Inspiração,desesperação



Inspiração, desesperação.
Solange Amado
Todo mundo sabe que ela fala sozinha. O que não causa nenhum frisson.  Quem não fala sozinho hoje, deve ter um parafuso solto. Deve acumular um bocado de energia sem saída. Um dia, vai estourar que nem vulcão despertando de súbito. Além do mais, em tempos de patrulha ideológica, a pessoa não corre nenhum perigo falando consigo mesmo. Fica tudo em família.

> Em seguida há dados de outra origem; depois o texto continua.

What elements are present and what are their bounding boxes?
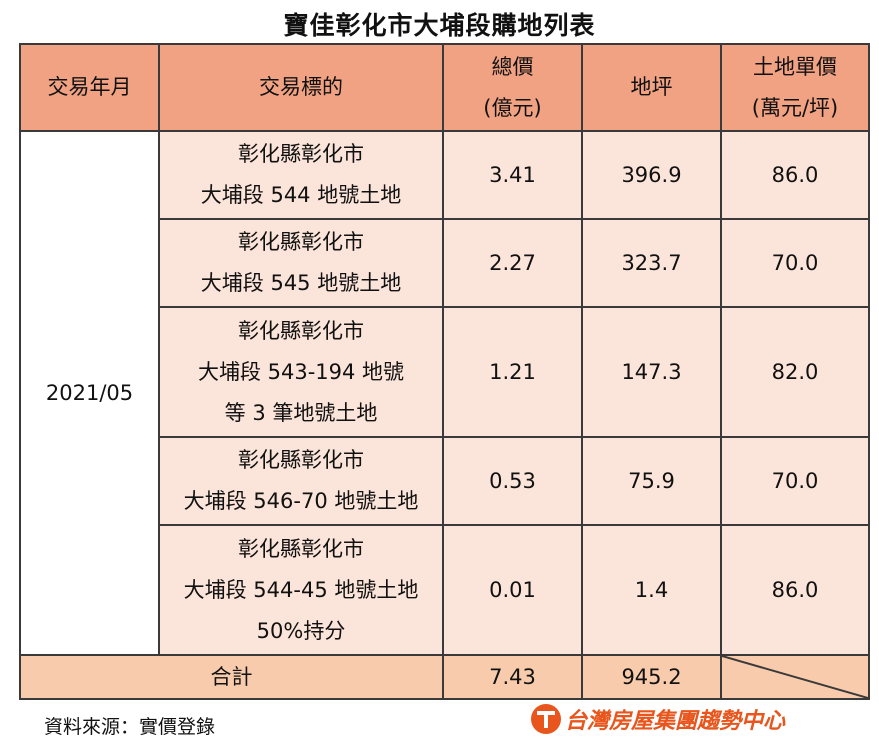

Ela também não tira o som do rádio ou da TV porque o aparelho pode estourar. Nunca se sabe. Pode ficar um acúmulo de palavras presas ali e o aparelho pode enlouquecer.
O que ninguém sabe é que ela também tem medo de ser comida por um jacaré. Jacaré come gente. Verdade que jacaré vive na água, não dentro de casa. Mas isso é só um detalhe. O medo é dela, o jacaré é dela. Não é um jacaré ecologicamente correto e vive fora do seu habitat. É um jacaré que vive nos seus pesadelos. Ninguém controla. Todas as noites, ela procura embaixo da cama se o bicho está ali escondido. Nunca está. Mas deveria. Então, onde ele está escondido? E ela não dorme. Vamos que o jacaré a surpreenda assim do nada.
Acontece o mesmo com as palavras. Como o jacaré, as palavras andam por aí. Quando a gente menos espera, elas abocanham a gente. Não se pode bobear. Então, nada de dormir. Picasso tinha essa preocupação quando dizia: “espero que quando a inspiração chegar, me encontre acordado”. A moça é precavida. Se a inspiração chegar, quer estar alerta. Ela não é nenhum Picasso. A inspiração dela não é assim essas Brastemp. Mas não se pode desprezar inspirações quando elas batem na porta. Elas não caem assim do céu por descuido de São Pedro, tão frequentemente.
De mais a mais, medo não é uma coisa muito aconselhável. O medo paraliza, congela. Mas vamos e venhamos, ter de enfrentar um jacaré todos os dias não é pra qualquer um. E caçar as ideias, as palavras, quando estas teimam em se esconder da gente, é coisa pra Super-homem literário.
Essa brincadeira de esconde-esconde é estafante. Semana passada, a moça resolveu jogar a toalha. Pediu arrego. Não vale o esforço. É muita vela pra pouco defunto. Suas palavras não são tão feéricas que valham a pena.  Decisão tomada no desespero, ela viu na TV um escritor português dizendo que leva 3 ou 4 anos pra escrever um romance, mas que seus editores compreendem essa peleja com a inspiração. Caramba! Ela não tem todo esse tempo! Mesmo porque, sofre  da mais nova patologia do pedaço: a  Síndrome do Pensamento Acelerado. O tempo ruge, como diria o leão. E é sabido que os portadores dessa síndrome não têm paciência com coisas e pessoas lentas.
E a inspiração é lenta. Mais lenta do que um parto encalhado. Inspira, respira, transpira. Um dia inteiro nessa peleja e a gente só consegue ver a parte de cima da cabeça de uma ideia que vem surgindo. Talvez nasça essa noite, quem sabe, com necessidades especiais, abaixo do peso ou feio que nem a mãe do sarampo. E é preciso encarar. Só não pode demorar 3 ou 4 anos. A moça tem menos de uma semana. A tarde de terça-feira é o prazo final. Se a ideia não brotar, babáu.
Tudo tem um limite. Se o Espírito Santo não baixar até o fim da manhã, a moça põe a sua viola no saco e vai cantar noutro lugar. Tem roupa pra lavar, um tanto de vasilha na pia, tem um peixinho dourado que ela ainda vai comprar e que precisa ser alimentado e tem um armário inteiro  de livros esperando para serem lidos. Se a inspiração não vier, ela vai ouvir o “prelúdio para o cochilo do fauno”, de Debussy, que dizem, exorciza o jacaré da insônia. Larga de mão essa coisa de escrever.A fila anda, não dá pra esperar sentada.
A inspiração fica assim difícil,  porque já tá viciada em bajulação.  Todo mundo fica esperando por ela, ou não tem escrita. A orquestra não toca sem o maestro. Daí a pirraça.
Mas, definitivamente, a moça não vai suplicar e não vai esperar mais. Se não tem tu vai tu mesmo. Dá à luz um texto desinspirado, quiçá, desesperado. Mas é  um começo de conversa. Ou seria de desconversa? Ou só um texto perplexo, sem nexo?
Só pra mostrar que pode ser feliz sem ela.  Aquela mulherzinha caprichosa, mimada, histérica, distímica, inconstante chamada inspiração. Já deu!